The former CEO of WPP Group’s Mindshare and President of Publicis Groupe/Starcom MediaVest Group’s StarLink, Scott Neslund, has been named CEO of Red Bricks Media, a search and performance marketing agency. Read the release.
The allure of digital continues to draw top executives as Neslund’s appointment echoes last week’s announcement that GroupM’s new CEO would be their digital media chief, Rob Norman.
AdExchanger.com spoke to Neslund about his new role, display advertising and the ad holding company world he left behind.
AdExchanger.com: Given RBM’s cross-channel aspirations, what do you see as the advantages of an agency like Red Bricks Media with its digital roots in competing with traditional media agencies in areas such as TV, newspaper or radio media buying?
SN: With media moving more into data rich digital formats, and with our background in data driven marketing, we will be at a competitive advantage against agencies with a traditional/offline media planning approaches. We know how to use digital data to target and market to consumers. Traditional media will always exist but we plan to be experts in all the new digital forms of traditional media.
AdExchanger.com: Does RBM see display advertising as an opportunity?

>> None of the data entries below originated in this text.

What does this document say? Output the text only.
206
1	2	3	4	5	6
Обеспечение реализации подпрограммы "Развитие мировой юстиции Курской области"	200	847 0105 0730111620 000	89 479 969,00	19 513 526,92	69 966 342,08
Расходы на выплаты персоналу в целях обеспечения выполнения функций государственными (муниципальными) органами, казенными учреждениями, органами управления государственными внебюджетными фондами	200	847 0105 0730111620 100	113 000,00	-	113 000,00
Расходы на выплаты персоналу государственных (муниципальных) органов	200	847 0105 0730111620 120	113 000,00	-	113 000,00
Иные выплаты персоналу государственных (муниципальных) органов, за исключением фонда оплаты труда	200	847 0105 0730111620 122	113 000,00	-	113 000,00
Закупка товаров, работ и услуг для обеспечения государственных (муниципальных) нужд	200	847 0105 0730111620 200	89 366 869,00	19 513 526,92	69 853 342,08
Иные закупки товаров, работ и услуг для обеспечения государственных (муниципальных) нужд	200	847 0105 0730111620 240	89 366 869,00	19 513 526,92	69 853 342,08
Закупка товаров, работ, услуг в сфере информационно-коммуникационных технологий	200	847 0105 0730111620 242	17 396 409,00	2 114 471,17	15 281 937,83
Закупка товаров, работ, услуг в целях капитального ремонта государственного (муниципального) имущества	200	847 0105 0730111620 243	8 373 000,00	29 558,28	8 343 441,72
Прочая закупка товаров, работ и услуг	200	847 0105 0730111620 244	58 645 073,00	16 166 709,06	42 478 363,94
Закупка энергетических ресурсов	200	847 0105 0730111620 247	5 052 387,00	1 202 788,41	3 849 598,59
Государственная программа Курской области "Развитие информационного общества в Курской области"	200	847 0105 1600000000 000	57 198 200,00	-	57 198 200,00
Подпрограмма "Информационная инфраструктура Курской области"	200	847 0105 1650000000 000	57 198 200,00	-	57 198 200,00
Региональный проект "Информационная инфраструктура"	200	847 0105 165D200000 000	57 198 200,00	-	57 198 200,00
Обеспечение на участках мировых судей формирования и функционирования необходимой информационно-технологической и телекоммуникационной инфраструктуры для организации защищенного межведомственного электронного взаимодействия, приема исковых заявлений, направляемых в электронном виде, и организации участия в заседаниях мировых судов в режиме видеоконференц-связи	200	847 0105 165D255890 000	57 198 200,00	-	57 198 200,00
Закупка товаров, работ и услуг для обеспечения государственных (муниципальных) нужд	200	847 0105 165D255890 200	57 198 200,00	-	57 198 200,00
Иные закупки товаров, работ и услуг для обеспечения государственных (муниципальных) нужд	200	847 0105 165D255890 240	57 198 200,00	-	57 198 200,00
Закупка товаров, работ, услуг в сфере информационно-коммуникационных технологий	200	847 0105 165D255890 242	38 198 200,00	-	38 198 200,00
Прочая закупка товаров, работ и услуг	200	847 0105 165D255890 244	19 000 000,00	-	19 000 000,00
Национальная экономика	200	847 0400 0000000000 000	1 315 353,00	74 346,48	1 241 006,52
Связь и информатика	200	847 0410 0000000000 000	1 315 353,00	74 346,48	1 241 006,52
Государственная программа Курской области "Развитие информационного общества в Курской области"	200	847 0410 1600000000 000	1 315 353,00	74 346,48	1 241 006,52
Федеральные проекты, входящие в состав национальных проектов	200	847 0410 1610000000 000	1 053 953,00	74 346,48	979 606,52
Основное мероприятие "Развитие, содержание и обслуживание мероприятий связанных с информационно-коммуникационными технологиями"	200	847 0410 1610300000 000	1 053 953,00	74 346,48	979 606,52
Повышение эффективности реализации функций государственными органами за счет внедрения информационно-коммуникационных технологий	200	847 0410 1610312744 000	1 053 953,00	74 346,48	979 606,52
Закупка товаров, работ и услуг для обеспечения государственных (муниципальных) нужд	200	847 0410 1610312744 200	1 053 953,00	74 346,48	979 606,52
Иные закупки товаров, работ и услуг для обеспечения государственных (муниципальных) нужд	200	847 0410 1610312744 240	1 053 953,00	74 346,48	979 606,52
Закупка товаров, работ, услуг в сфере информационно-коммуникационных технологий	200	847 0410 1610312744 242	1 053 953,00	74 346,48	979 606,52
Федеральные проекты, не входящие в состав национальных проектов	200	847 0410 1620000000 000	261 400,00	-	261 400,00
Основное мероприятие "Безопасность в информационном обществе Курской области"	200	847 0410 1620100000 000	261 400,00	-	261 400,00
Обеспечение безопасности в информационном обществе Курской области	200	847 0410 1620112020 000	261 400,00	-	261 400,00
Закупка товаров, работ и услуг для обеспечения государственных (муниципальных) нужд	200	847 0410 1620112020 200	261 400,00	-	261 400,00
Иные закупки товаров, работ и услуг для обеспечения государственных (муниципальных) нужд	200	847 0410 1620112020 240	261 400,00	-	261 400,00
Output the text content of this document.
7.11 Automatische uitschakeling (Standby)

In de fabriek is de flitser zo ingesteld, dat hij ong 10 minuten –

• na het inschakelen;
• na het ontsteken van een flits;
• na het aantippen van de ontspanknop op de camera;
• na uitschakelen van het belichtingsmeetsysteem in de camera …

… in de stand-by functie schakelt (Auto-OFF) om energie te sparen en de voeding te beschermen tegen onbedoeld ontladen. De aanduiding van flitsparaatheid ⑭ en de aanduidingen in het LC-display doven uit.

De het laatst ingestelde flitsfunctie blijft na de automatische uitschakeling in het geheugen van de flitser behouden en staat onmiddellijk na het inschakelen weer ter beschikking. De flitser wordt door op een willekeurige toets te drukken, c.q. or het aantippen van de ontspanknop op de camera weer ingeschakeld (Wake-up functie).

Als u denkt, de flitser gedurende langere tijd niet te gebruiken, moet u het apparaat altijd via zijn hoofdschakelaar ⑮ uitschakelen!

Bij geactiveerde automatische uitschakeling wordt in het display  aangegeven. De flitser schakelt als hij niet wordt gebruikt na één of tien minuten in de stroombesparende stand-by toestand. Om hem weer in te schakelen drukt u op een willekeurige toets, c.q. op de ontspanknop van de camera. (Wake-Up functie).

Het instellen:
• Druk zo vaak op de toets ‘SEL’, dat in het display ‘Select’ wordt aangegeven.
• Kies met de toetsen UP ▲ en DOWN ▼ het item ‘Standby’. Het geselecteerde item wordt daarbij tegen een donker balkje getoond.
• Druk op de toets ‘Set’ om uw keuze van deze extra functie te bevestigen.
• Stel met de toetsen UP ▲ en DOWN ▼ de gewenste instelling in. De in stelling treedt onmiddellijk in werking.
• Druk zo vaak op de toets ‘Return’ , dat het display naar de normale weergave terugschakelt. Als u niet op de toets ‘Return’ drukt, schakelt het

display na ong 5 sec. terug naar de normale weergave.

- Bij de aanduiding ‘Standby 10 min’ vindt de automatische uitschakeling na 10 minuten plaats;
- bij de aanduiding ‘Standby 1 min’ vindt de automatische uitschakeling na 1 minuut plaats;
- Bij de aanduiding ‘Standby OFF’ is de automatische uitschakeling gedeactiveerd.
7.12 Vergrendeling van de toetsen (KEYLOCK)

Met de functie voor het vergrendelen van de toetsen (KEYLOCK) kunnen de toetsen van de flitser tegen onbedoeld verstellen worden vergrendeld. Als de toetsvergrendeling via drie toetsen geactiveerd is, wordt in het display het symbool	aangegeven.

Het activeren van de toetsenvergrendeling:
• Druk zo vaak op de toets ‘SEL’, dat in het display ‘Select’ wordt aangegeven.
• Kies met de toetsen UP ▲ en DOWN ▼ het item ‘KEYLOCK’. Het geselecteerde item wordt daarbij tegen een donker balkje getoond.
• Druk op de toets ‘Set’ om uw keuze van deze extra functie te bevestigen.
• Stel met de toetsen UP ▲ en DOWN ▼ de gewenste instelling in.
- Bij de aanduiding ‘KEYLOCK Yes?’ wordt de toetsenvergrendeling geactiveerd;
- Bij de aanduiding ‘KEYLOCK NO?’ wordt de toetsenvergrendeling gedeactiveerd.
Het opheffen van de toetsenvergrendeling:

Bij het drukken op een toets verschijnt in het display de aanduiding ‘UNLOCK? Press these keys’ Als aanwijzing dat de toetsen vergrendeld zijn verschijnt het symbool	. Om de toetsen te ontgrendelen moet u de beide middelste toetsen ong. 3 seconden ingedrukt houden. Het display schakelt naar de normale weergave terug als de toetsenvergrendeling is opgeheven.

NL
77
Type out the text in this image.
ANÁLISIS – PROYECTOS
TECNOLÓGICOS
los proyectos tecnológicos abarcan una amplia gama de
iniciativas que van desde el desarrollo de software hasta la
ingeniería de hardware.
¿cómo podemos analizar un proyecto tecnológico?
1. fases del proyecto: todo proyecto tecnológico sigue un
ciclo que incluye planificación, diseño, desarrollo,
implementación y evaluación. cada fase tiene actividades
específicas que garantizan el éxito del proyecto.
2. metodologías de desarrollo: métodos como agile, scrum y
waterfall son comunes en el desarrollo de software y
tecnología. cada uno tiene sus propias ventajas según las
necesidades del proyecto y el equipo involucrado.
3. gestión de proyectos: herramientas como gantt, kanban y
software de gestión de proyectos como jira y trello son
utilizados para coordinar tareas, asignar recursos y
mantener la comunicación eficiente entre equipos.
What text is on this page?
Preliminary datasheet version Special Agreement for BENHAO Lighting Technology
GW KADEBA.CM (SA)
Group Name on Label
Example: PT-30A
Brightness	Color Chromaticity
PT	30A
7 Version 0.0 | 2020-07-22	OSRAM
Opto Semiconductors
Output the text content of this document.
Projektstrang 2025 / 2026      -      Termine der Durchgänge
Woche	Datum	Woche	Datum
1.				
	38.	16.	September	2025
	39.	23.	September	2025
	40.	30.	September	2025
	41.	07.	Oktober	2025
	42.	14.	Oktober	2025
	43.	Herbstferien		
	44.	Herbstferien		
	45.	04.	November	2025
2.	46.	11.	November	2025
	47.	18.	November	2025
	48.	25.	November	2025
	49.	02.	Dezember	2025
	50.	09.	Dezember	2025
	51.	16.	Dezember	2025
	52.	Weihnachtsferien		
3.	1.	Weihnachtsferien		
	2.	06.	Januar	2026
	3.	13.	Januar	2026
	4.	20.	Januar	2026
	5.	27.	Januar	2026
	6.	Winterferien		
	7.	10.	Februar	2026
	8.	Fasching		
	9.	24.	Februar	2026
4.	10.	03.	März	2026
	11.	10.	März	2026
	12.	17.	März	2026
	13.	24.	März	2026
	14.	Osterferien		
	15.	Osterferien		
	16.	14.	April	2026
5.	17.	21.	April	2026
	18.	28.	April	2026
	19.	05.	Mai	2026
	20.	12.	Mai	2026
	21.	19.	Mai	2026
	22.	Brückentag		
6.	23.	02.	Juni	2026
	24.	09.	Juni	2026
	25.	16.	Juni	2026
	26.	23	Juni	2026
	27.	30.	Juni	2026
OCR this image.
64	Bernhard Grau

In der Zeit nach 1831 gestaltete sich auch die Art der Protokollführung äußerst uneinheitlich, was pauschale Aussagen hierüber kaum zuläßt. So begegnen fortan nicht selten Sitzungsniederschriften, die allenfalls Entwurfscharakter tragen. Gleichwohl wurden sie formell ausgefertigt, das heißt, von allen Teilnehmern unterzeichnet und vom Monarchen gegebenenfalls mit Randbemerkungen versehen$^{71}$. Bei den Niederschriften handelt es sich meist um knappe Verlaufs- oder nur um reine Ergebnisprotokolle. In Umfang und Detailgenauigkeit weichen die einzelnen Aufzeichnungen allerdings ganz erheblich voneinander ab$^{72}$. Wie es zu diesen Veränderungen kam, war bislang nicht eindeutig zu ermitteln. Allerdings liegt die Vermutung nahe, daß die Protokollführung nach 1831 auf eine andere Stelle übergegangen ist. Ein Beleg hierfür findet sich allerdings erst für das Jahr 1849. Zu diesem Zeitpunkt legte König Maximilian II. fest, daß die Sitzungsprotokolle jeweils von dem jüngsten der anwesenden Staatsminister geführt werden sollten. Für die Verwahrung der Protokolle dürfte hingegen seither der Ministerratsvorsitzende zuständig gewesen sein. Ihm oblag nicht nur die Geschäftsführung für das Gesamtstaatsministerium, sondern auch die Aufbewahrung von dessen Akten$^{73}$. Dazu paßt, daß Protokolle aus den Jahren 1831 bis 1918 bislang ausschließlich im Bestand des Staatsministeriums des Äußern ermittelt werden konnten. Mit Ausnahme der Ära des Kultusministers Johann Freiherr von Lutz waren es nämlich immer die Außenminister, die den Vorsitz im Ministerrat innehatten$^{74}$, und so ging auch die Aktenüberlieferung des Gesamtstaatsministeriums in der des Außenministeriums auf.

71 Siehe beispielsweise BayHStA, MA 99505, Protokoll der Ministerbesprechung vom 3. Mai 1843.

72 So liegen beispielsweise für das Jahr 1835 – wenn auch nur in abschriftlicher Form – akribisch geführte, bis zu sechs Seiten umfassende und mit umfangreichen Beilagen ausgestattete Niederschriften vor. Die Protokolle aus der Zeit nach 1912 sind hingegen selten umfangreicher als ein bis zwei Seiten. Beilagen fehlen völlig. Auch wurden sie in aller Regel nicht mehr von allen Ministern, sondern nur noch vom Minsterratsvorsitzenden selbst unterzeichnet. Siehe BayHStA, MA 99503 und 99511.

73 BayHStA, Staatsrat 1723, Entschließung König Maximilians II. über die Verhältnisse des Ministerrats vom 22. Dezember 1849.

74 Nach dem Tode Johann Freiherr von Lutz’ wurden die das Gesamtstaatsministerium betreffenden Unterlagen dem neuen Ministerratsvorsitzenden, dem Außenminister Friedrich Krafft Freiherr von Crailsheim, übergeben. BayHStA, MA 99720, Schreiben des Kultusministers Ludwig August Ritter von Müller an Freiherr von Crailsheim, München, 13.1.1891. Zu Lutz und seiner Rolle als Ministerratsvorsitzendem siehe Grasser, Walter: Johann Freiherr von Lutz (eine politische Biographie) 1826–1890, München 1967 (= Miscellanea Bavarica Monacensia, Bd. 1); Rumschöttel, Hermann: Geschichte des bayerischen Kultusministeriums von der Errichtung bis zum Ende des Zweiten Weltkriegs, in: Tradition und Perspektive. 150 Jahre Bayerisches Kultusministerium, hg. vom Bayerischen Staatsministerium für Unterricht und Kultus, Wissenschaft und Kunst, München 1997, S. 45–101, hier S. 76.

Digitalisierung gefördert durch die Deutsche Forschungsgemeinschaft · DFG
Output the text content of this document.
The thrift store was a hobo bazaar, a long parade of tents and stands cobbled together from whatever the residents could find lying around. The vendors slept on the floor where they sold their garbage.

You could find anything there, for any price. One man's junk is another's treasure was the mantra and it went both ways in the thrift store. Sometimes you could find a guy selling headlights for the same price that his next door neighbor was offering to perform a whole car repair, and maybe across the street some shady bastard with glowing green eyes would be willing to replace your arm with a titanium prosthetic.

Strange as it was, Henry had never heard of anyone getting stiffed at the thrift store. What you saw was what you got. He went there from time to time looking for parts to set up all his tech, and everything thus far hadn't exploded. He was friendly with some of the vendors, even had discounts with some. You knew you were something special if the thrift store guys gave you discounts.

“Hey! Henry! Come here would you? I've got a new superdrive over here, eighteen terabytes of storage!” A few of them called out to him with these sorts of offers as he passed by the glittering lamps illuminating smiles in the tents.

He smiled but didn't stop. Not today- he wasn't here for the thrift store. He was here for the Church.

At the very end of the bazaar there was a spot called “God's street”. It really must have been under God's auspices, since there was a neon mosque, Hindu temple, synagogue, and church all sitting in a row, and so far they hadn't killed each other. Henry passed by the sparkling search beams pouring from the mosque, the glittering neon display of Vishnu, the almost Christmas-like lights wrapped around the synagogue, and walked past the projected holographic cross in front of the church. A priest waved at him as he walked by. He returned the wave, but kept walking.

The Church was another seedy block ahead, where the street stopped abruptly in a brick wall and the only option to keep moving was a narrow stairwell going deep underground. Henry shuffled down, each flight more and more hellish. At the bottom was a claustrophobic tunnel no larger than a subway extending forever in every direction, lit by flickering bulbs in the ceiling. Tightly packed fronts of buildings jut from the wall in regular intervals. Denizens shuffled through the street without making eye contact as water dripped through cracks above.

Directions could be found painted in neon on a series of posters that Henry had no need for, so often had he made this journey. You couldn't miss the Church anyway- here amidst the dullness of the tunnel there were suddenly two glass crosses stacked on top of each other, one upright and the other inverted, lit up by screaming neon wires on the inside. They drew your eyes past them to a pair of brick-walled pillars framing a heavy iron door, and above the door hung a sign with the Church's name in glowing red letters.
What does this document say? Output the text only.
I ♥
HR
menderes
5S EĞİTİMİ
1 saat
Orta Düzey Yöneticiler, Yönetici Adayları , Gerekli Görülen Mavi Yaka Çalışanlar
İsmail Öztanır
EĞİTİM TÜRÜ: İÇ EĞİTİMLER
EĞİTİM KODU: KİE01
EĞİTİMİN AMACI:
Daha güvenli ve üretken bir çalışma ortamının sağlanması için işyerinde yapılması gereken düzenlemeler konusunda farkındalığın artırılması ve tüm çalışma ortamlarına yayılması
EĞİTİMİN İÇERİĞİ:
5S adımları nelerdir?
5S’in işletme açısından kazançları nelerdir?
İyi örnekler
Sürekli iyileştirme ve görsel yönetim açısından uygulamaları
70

Any discussion around leveraging the agency’s search specialization to exploit data-driven demand-side platforms for display advertising?
SN: Yes. With more display media going into technology driven ad exchanges and more display media going to behavioral targeting, it is data driven marketers that will be in a great position to compete.
AdExchanger.com: What are your thoughts on the ad holding company model? What will it need to do survive – or should it?
SN:Holding companies need to make sure that they keep their overhead costs down and don’t become just an added expense to advertisers. Holding companies that break down functional silos to work for the benefit of clients and keep overhead costs down will survive in the future. Those that don’t will have a tough time.